Switching Linear Dynamic Models for Recognition of Emotionally Colored and Noisy Speech

Conference: Sprachkommunikation 2010 - 9. ITG-Fachtagung
10/06/2010 - 10/08/2010 at Bochum, Deutschland

Proceedings: Sprachkommunikation 2010

Pages: 4Language: englishTyp: PDF

Personal VDE Members are entitled to a 10% discount on this title

Wöllmer, Martin; Klebert, Nikolaj; Schuller, Björn (Technische Universität München, Institute for Human-Machine Communication, Theresienstr. 90, 80333 München, Germany)

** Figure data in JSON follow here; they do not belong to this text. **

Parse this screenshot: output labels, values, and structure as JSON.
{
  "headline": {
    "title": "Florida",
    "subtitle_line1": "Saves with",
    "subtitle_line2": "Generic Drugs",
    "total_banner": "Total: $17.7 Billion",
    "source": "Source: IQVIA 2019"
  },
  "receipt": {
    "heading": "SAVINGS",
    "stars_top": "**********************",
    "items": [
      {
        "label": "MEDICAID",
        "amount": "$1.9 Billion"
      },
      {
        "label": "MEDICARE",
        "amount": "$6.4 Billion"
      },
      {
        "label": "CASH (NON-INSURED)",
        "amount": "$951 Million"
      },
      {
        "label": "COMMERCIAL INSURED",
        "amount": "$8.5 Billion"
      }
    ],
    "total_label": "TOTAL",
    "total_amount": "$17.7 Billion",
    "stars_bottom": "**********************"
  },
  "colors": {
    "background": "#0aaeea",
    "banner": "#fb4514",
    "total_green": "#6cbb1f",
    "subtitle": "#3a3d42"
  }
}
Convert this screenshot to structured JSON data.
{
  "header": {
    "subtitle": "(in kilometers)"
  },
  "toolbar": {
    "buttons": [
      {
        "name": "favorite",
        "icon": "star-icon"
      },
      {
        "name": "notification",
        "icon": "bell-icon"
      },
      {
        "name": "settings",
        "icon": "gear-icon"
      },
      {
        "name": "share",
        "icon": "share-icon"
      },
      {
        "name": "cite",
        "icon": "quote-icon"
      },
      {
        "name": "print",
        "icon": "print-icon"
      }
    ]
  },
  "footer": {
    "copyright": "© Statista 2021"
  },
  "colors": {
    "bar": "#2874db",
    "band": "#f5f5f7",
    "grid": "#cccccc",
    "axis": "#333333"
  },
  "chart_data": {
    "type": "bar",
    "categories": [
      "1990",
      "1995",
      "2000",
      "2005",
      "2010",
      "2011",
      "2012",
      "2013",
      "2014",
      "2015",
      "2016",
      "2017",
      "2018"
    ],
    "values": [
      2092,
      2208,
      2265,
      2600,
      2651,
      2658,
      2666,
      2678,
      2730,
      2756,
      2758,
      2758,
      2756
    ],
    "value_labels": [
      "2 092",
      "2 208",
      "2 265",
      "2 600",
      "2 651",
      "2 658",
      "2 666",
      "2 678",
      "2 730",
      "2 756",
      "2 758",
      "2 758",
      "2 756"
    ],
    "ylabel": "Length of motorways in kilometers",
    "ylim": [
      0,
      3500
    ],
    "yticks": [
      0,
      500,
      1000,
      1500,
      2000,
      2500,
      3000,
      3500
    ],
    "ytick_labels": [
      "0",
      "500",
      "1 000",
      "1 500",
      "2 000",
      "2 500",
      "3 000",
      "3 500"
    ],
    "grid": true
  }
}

Model-based speech feature enhancement techniques were shown to be a promising approach towards increasing the robustness of automatic speech recognition in noisy environments. Strategies that model speech with a Switching Linear Dynamic Model (SLDM) have been successfully applied to noisy speech recognition tasks, since they overcome the limitations of GMM- or HMM-based approaches. However, SLDM-based feature enhancement has so far only been investigated for the recognition of isolated words or relatively friendly scenarios such as connected digit recognition under the presence of additive noise using whole word models (e. g. the AURORA task). In order to give an impression of the effectiveness of SLDM speech modeling for more challenging ASR applications, we evaluate SLDM feature enhancement for continuous recognition of spontaneous and emotionally colored speech in the noise. As backend we use tied-state triphone models trained and evaluated on the SAL Corpus. Applying SLDM-based feature enhancement, we achieve an average relative performance gain of almost 20% when considering diverse noise settings.